Камайя доела рис, встала и погасила все светильники, кроме трёх у двери. Она сняла шуршащий тёмно-синий халат и накинула другой, мягкий, под пристальным взглядом Аслэга умылась над тазом и почистила зубы, потом залезла под толстое одеяло на кровати и отвернулась.
- Спокойной ночи, - сказала она, глядя на росписи стены.
Аслэг хмыкнул. Чашка стукнула донышком о столик, кресло коротко скрипнуло по полу, послышался знакомый плеск воды из серебряного кувшинчика с длинным носиком, а потом и кувшинчик еле слышно звякнул о каменную столешницу умывальника. Негромко прошуршала плотная ткань, с шорохом падая на спинку кресла. Тихие шаги по коврам почти неслышно приблизились к кровати.

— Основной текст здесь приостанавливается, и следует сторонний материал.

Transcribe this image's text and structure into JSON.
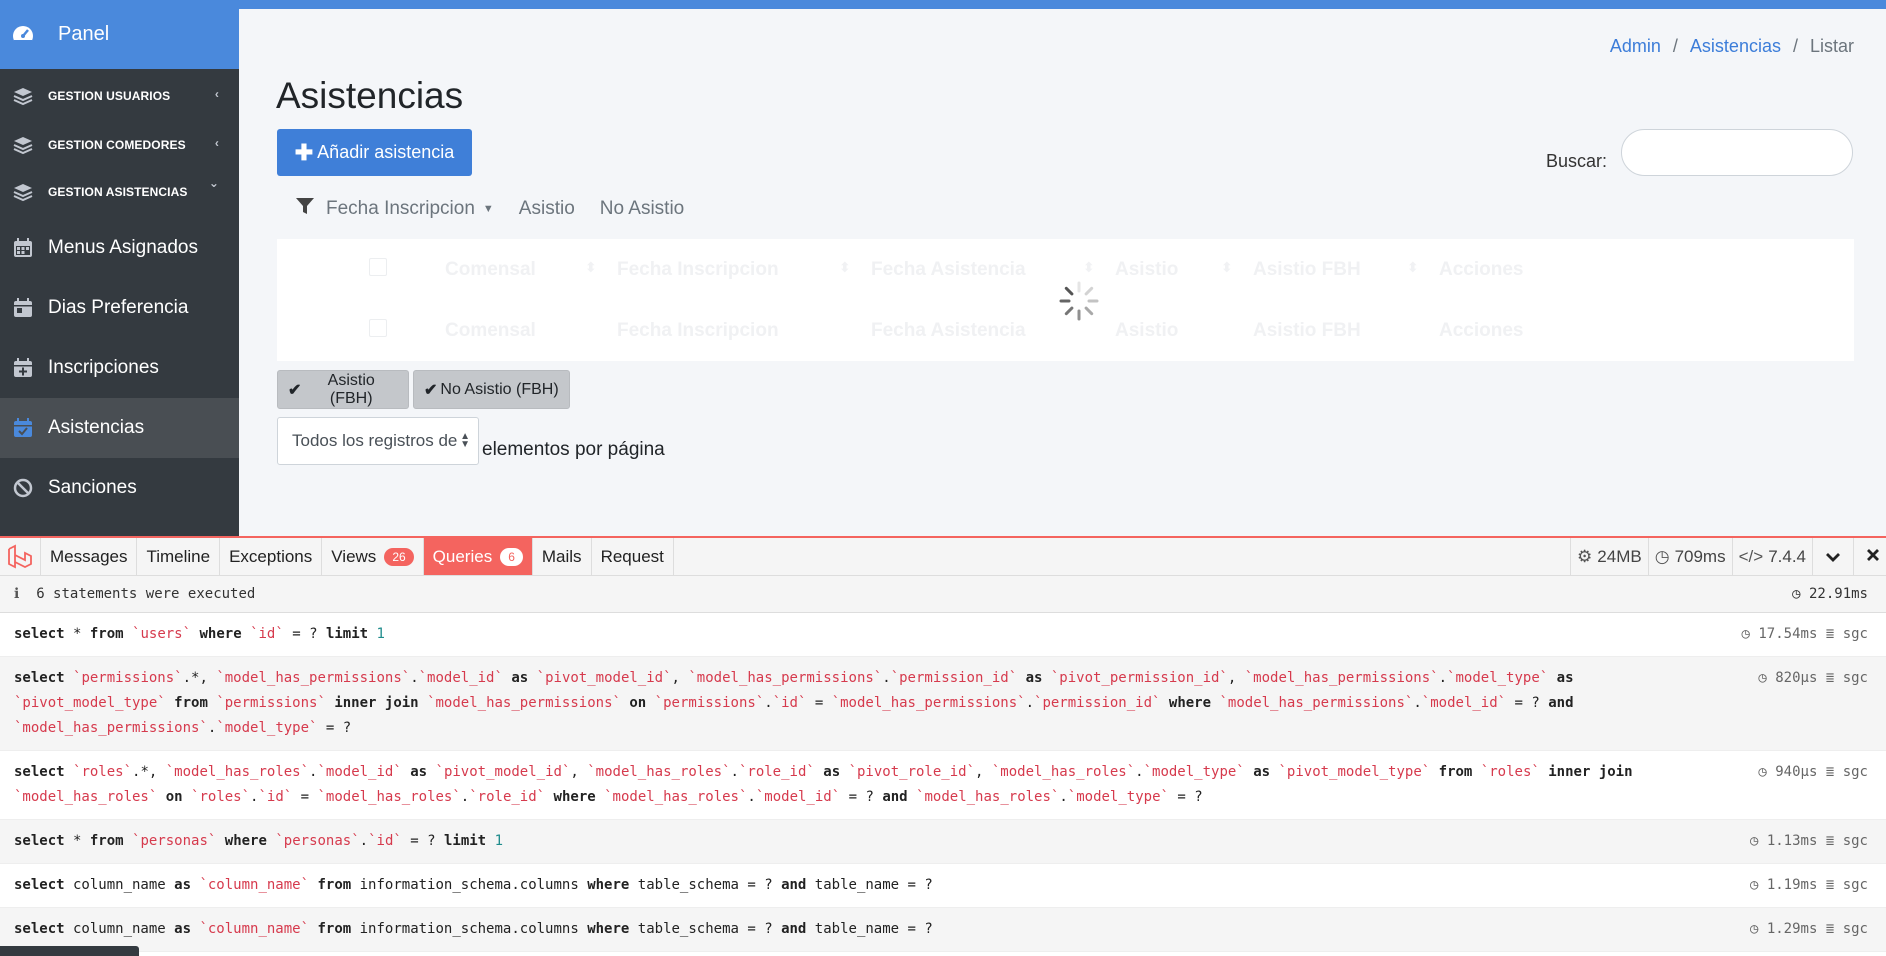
{
  "sidebar": {
    "brand": "Panel",
    "groups": [
      {
        "label": "GESTION USUARIOS",
        "chevron": "‹"
      },
      {
        "label": "GESTION COMEDORES",
        "chevron": "‹"
      },
      {
        "label": "GESTION ASISTENCIAS",
        "chevron": "⌄"
      }
    ],
    "links": [
      {
        "label": "Menus Asignados",
        "icon": "calendar-icon"
      },
      {
        "label": "Dias Preferencia",
        "icon": "calendar-day-icon"
      },
      {
        "label": "Inscripciones",
        "icon": "calendar-plus-icon"
      },
      {
        "label": "Asistencias",
        "icon": "calendar-check-icon",
        "active": true
      },
      {
        "label": "Sanciones",
        "icon": "ban-icon"
      }
    ]
  },
  "breadcrumb": {
    "admin": "Admin",
    "sep": "/",
    "section": "Asistencias",
    "current": "Listar"
  },
  "page": {
    "title": "Asistencias",
    "add_button": "Añadir asistencia",
    "search_label": "Buscar:",
    "filters": {
      "date": "Fecha Inscripcion",
      "yes": "Asistio",
      "no": "No Asistio"
    },
    "columns": [
      "Comensal",
      "Fecha Inscripcion",
      "Fecha Asistencia",
      "Asistio",
      "Asistio FBH",
      "Acciones"
    ],
    "bulk_yes": "Asistio (FBH)",
    "bulk_no": "No Asistio (FBH)",
    "page_size_value": "Todos los registros de",
    "page_size_label": "elementos por página"
  },
  "debugbar": {
    "tabs": [
      {
        "label": "Messages"
      },
      {
        "label": "Timeline"
      },
      {
        "label": "Exceptions"
      },
      {
        "label": "Views",
        "badge": "26"
      },
      {
        "label": "Queries",
        "badge": "6",
        "active": true
      },
      {
        "label": "Mails"
      },
      {
        "label": "Request"
      }
    ],
    "memory": "24MB",
    "time": "709ms",
    "php": "7.4.4",
    "status_text": "6 statements were executed",
    "total_time": "22.91ms",
    "queries": [
      {
        "time": "17.54ms",
        "conn": "sgc"
      },
      {
        "time": "820μs",
        "conn": "sgc"
      },
      {
        "time": "940μs",
        "conn": "sgc"
      },
      {
        "time": "1.13ms",
        "conn": "sgc"
      },
      {
        "time": "1.19ms",
        "conn": "sgc"
      },
      {
        "time": "1.29ms",
        "conn": "sgc"
      }
    ]
  },
  "colors": {
    "brand": "#4a89dc",
    "sidebar": "#343a40",
    "debug_accent": "#f4645f"
  }
}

Аслэг забрался под одеяло, поправил подушку и повернулся к Камайе. Усталость приглушала ярость, но ничего не могла поделать с болью. Она села на постели, собирая подушки в охапку.
- Что ты делаешь? - тихо спросил Аслэг, протягивая руку. - Зачем, Камайя?
- Не хочу. Не говори со мной. - Слёзы опять душили её, и тень на полу колебалась. - Спокойной ночи.
Подушки упали у стены под окном, рассыпаясь. Она накрылась толстым расшитым покрывалом, отвернулась к стене и закрыла глаза.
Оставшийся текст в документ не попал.